Pharmacokinetics and statistical analysis
A sample size of 18 evaluable patients was selected to provide reasonable precision for the estimation of the effect of capmatinib on pharmacokinetics of digoxin and rosuvastatin, assuming the intra-patient coefficient of variation (CV) of digoxin (44.7%) and rosuvastatin (31.5%). Using these intra-patient CV% estimates and a sample size of 18, the half-width of the 90% confidence intervals (CIs) for treatment difference comparison (capmatinib + digoxin vs. digoxin alone; capmatinib + rosuvastatin vs. rosuvastatin alone) on the log scale was 0.247 for digoxin and 0.178 for rosuvastatin. These calculations were based on t-distribution with one-sided α-level of 0.05 and N-1 degrees of freedom. Due to the strict evaluability criteria and the requirement to conduct the DDI test at steady state, the total number of patients enrolled was expected to be approximately 32.
The pharmacokinetic analysis was based on patients in the pharmacokinetic analysis set. Three separate sets were considered; one for each of the probe drugs (digoxin and rosuvastatin) and one for capmatinib. For each of the probe drugs, all patients who provided an evaluable pharmacokinetic profile for all periods (first period after the cocktail administration and second period after administration of cocktail + capmatinib) were included for analysis. A profile was considered evaluable if patient received the planned dose of capmatinib on Day 22 and at least 3 consecutive days prior to co-administration with probe drugs; received planned dose of probe drugs, did not vomit within 4 hours after receiving capmatinib or probe drugs and provided at least one primary pharmacokinetic parameter (AUCinf, AUClast, or Cmax) for probe drugs. Pharmacokinetic analysis set for capmatinib included all patients who provided at least one evaluable concentration for capmatinib; a concentration was evaluable if patients received the same dose of capmatinib at least 3 consecutive days prior to sampling, did not vomit within 4 hours after receiving capmatinib, and had pre-dose samples collected before the next dose administration and 9 to 15 hours after the last dose administration.

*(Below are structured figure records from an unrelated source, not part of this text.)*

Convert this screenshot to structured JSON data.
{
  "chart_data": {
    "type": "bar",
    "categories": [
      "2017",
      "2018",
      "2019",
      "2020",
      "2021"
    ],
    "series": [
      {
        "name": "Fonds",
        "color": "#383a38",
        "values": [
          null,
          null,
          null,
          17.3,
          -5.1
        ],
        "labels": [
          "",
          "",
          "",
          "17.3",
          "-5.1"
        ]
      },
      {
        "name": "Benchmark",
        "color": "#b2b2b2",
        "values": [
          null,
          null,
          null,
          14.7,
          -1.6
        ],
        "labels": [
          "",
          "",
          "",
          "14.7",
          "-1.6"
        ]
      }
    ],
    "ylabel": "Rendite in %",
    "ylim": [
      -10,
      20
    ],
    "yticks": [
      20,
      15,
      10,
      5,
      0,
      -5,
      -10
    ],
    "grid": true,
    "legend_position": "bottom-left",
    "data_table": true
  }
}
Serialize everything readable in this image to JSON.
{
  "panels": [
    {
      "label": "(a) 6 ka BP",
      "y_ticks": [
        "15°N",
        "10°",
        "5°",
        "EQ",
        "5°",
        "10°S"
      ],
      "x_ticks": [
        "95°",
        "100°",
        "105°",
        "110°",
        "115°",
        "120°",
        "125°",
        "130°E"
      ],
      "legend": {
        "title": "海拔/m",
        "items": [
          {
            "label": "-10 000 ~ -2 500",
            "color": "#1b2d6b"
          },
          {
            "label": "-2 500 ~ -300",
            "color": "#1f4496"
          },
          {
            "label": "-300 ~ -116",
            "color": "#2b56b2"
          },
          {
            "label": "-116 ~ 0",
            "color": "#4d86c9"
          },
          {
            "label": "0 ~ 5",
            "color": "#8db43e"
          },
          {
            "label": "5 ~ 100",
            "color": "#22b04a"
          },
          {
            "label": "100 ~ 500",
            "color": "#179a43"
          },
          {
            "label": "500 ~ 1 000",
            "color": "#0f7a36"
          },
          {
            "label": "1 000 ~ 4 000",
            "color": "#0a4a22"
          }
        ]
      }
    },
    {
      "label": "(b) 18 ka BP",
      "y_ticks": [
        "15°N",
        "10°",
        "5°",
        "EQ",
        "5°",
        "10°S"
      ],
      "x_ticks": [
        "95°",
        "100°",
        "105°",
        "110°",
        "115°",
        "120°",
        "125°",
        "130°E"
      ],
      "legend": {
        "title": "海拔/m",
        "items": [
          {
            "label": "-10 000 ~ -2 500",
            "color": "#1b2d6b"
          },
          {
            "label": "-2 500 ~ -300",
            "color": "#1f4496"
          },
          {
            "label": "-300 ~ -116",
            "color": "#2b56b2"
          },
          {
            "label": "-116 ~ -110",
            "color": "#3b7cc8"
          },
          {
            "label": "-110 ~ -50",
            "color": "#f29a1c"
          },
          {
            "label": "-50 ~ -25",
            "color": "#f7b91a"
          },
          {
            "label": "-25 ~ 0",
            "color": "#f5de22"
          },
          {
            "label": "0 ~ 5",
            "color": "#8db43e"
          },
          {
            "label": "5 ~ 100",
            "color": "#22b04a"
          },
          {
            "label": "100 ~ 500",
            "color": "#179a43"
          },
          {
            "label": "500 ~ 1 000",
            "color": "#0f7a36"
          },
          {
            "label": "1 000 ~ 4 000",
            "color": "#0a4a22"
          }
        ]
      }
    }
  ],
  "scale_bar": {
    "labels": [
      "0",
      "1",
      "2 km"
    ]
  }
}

Pharmacokinetic parameters were estimated by a non-compartmental method using Phoenix WinNonlin 6.4 (Pharsight, Mountain View, CA). The log-transformed pharmacokinetic parameters (AUClast, AUCinf and Cmax) were analyzed using a linear mixed model to assess the effect of multiple doses of capmatinib on the pharmacokinetics of a single oral dose of each of the probe drugs separately. The model included treatment (probe + capmatinib and probe alone) as a fixed effect and patient as a random effect. Point estimates of treatment differences and the corresponding 90% CIs were calculated and anti-logged to obtain the point estimates and 90% CI for the geometric means ratio of the probe + capmatinib versus probe alone on the original scale.